Warum morden Menschen im privaten Bereich? Eifersucht, Neid, Rachsucht, Ängste. Das ist im Grossen nicht anders. Ein in sich ruhender, liebender Hitler hätte weiter Landschaftsbilder gepinselt.
Wie weit könnte Putin gehen?
Eines habe ich als frühere Historikerin immer wieder bemerkt: daß Menschen – egal in welchem Jahrhundert – nicht glauben, wie schlimm alles noch werden könnte. Weil sie es nicht glauben wollen. Bis es zu spät ist.
Deshalb bin ich immer eine Freundin davon, mich frühstmöglich mit allen potentiellen Szenarien auseinanderzusetzen.
Was könnte passieren, wenn die Aussage der NATO konsequent durchgezogen würde? Wäre ich ein Putin, würde ich nach der Ukraine erst mal in Georgien loslegen und mir damit die gesamte nördliche und östliche Schwarzmeerküste einverleiben. Belarus ist ja eh schon virtuell bei ihm.
Dann zur Sicherheit die Republik Moldau mit Transnistrien. Bis dahin dürfte die NATO ja dann theoretisch immernoch nicht interagieren. Ganz weit gedacht, könnten ja selbst Finnland und mein geliebtes Schweden als Nicht-NATO-Länder eingenommen werden. Dann hätte Putin schon einen grossen Teil der Ostseeküste.
Ob ihm bis dahin nicht längst Geld, Männer und Material ausgegangen wären angesichts der Sanktionen? Nun, wenn Deutschland weiterhin 6 bis vielleicht durch Preissteigerungen bald 18 Milliarden pro Monat in seine Kriegskasse pumpt.. (Wofür ich mich bitterlich schäme.)
Und wenn ich lese, daß Indien gerade noch Ölgeschäfte startet.. Und falls China unterstützend eintritt. Seine Kumpanen China und Indien haben zusammen 2,8 Milliarden Einwohner. Ein Gehalt als russischer Söldner ist für die meisten dort vermutlich immernoch traumhaft hoch.
Bei Hitlers Invasion in Polen hat man sich in entfernteren Ländern sicher auch erst mal ruhig zurück gelehnt und gedacht: Das betrifft mich nicht. Und was passierte? Am Ende war es ein weltweiter vernichtender Krieg. Fast 6 lange Jahre und unendliche Zerstörung und Leid!
Was tun?
Schwierig, jetzt, wo die Aussage, daß die NATO definitiv nicht eingreift, schon getätigt wurde. Und wir immernoch am russischen Öl/Gas hängen. Wichtig wäre mir, nicht länger aus einer rosanen “Das kann der doch nicht ernsthaft machen…”-Wolke zu entscheiden.

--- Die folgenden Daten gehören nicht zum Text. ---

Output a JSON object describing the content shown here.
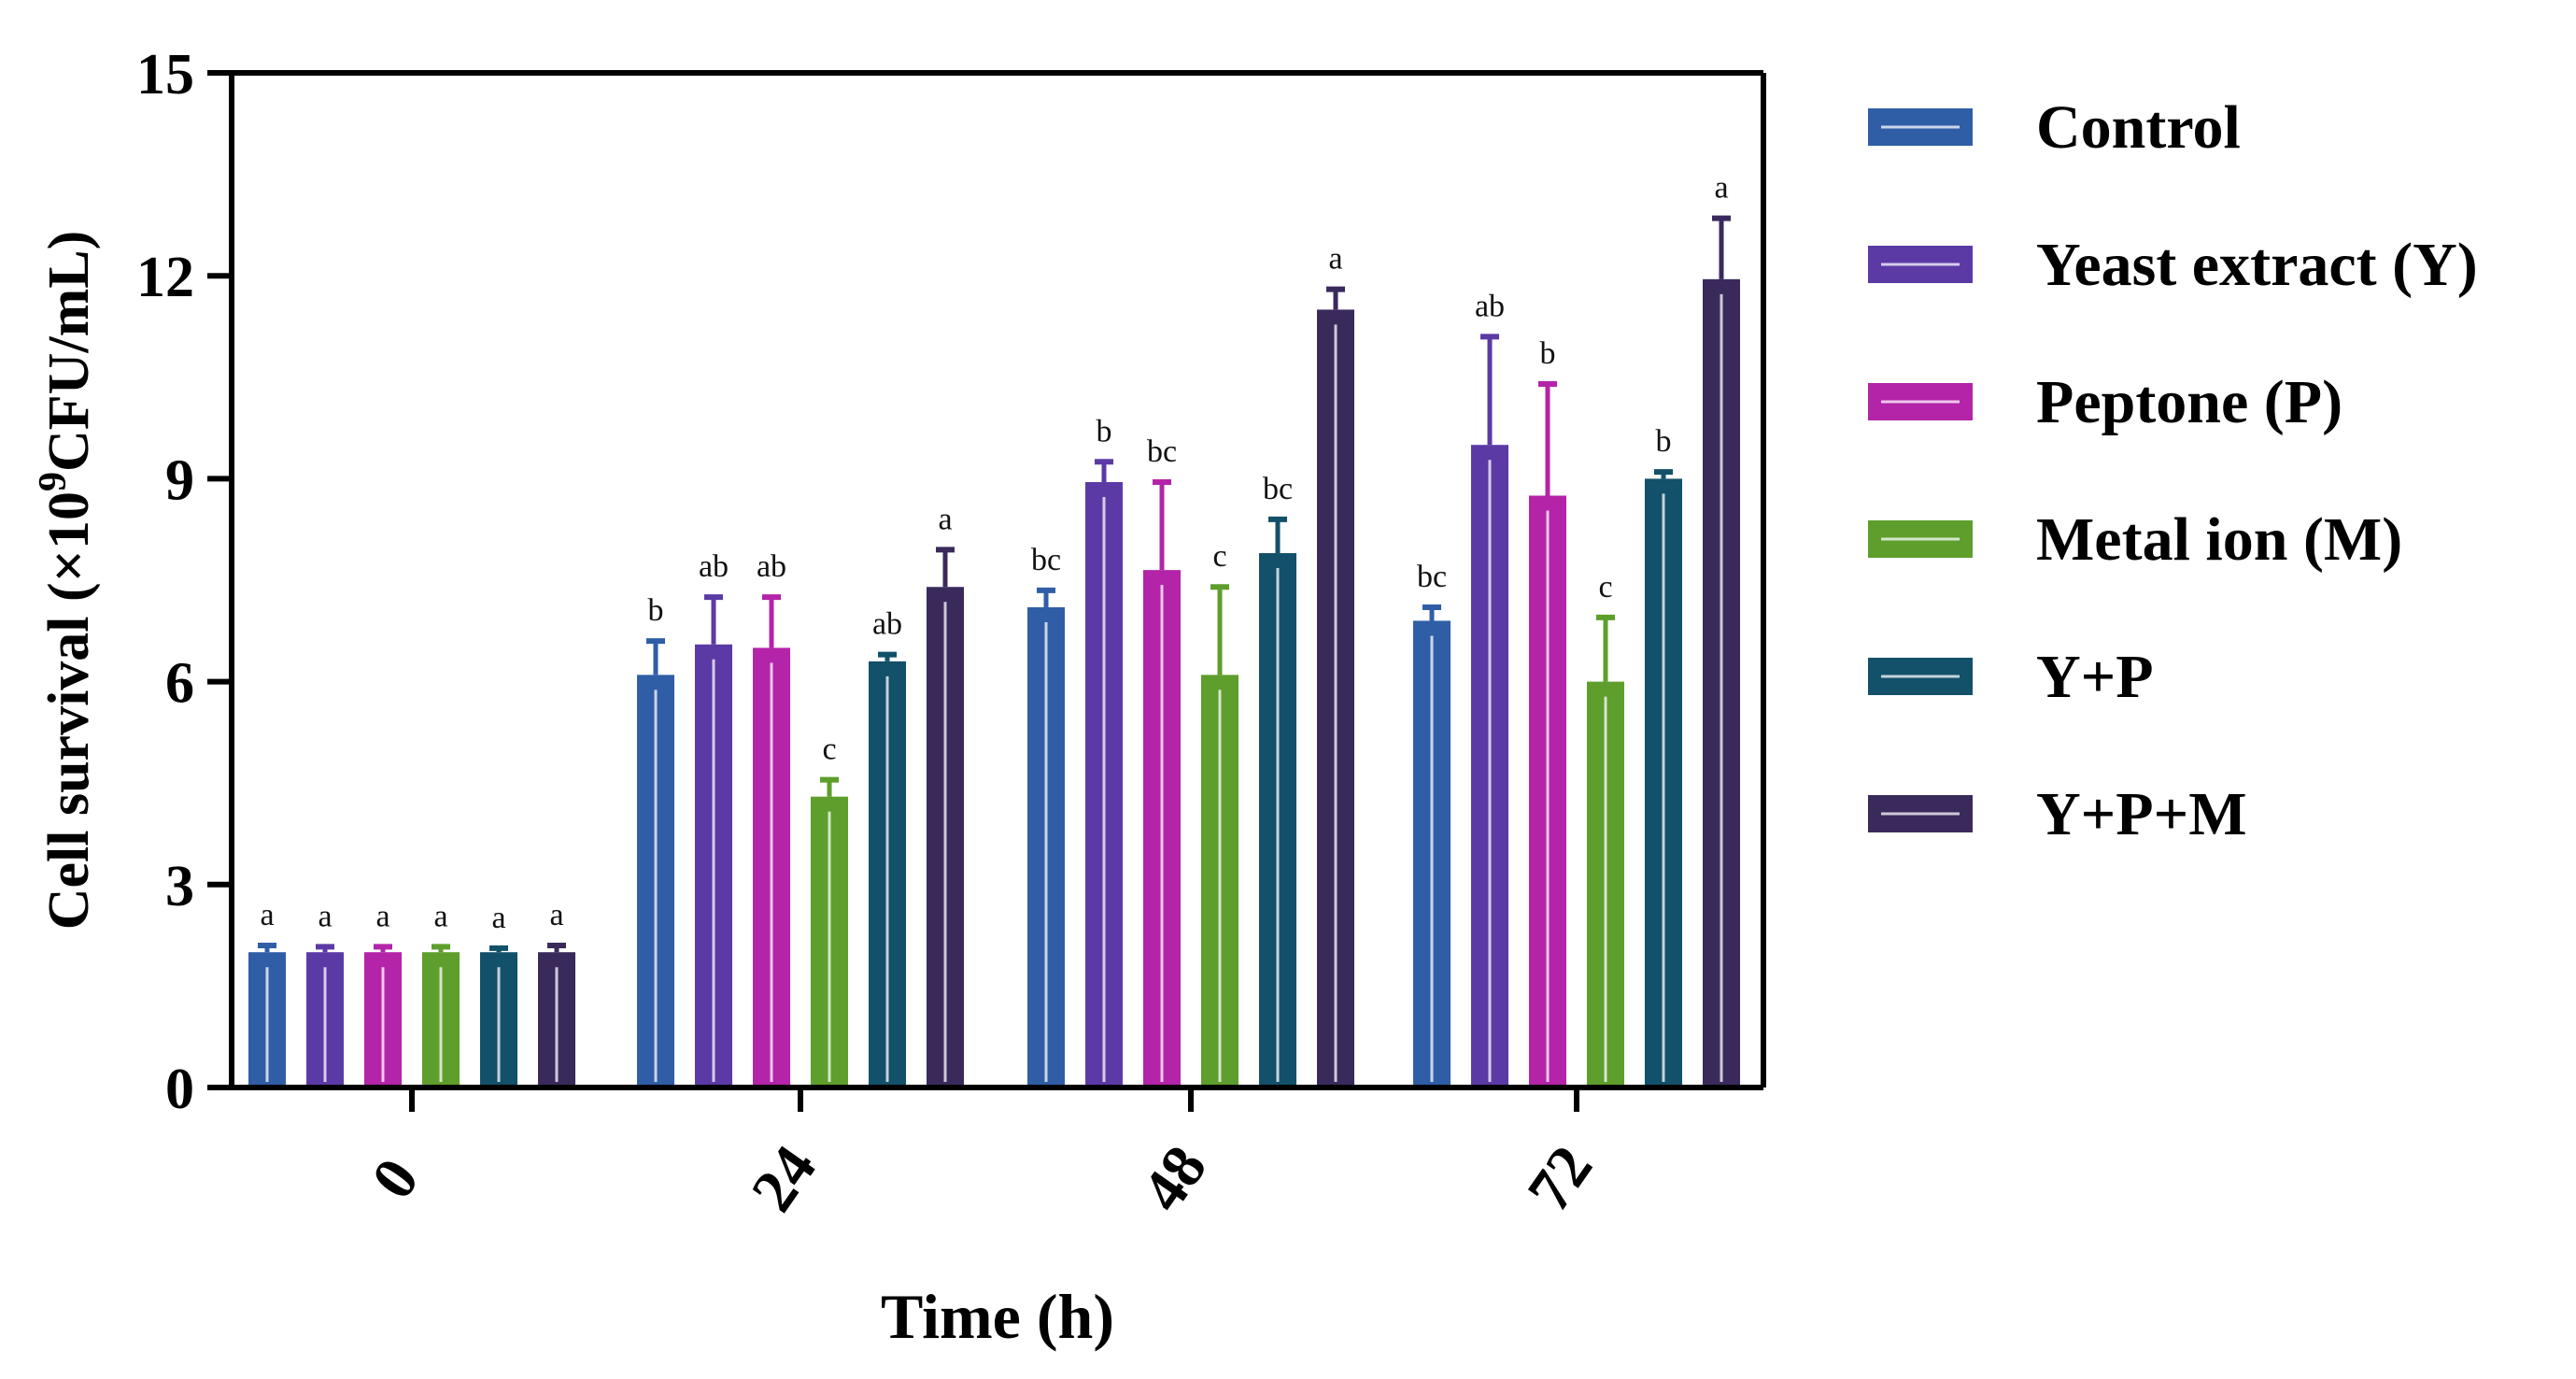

Ich habe selber grosse Schwierigkeiten damit, bei Menschen, die sich unfair und unrechtmässig mir gegenüber verhalten, einzusehen, daß ich sie nicht durch Argumentation und Vernunft erreiche. Und daß sehr oft nicht Gerechtigkeit siegt, sondern pure Brutalität.
Ich nehme – weil ich krankheitsbedingt oft nicht mal die Muskelkraft habe, zu sprechen – immer wieder grosse Verluste auf meiner Seite in Kauf.
Aber die Welt ist kein
schwer krankes, angeschlagenes Reh.
Und sie sollte sich auch nicht dazu machen.
So sehe ich das alles aktuell. Als politischer Laie. Möge ich mich – was Putin betrifft – doch noch ganz doll irren!